Hey everyone! I have a bunch of untagged audio files in different directories that all follow the same naming format: "artist - album with spaces - 2-digit-tracknum title with spaces". The final separator is a space instead of a dash, which is causing me some issues when trying to process these filenames. I'm looking for advice on how to differentiate between the space that comes after the two-digit track number and other spaces in the filename, especially since there might be other occurrences of two digits in different fields. I've gotten started with a script, but I'm not sure if it's the best approach. Any guidance would be greatly appreciated!
2 Answers
Alternatively, you could read the filenames using a while loop with null as a separator. Something like: `while IFS= read -r -d '' FILE_NAME; do ...done < <(find /path/to/directory -type f -name "*.mp3" -print0)`. This way, you can manipulate strings directly without relying on too many external tools, which could make your process more efficient.

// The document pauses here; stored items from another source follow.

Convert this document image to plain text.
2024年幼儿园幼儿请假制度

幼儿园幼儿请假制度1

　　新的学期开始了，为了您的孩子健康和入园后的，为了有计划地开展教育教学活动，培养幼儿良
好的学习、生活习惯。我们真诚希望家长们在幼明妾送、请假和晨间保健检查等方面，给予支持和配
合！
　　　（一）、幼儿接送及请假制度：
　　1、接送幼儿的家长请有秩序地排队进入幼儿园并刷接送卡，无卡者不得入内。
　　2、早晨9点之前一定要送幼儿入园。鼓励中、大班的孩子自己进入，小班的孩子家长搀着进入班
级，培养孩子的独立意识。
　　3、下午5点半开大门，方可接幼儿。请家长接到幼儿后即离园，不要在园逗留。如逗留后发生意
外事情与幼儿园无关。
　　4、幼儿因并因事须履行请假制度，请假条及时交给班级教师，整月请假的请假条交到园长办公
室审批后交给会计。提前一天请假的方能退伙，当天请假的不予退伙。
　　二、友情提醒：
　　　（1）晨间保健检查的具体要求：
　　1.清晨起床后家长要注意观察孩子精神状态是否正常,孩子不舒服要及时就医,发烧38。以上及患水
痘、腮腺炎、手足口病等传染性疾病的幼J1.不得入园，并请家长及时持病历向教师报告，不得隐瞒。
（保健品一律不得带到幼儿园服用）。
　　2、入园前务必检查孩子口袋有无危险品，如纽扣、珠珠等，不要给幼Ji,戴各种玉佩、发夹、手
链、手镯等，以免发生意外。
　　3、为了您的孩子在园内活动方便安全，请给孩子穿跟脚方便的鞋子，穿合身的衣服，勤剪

You might want to use regex with parenthesized sub-patterns to extract the different parts of the filename. For example, a pattern like `"^(.*) - (.*) - ([0-9][0-9]) (.*)\.mp3$"` could be really helpful. This would let you capture the artist, album, track number, and title separately. Just be careful with filenames that don’t fit this pattern; you'll need to handle those cases specifically. Also, if your collection is large, using tools like Beets could help streamline everything by pulling metadata automatically!

That regex is clever, but it might be too greedy with `.*`. Consider changing it to something like `S+` to avoid capturing too much.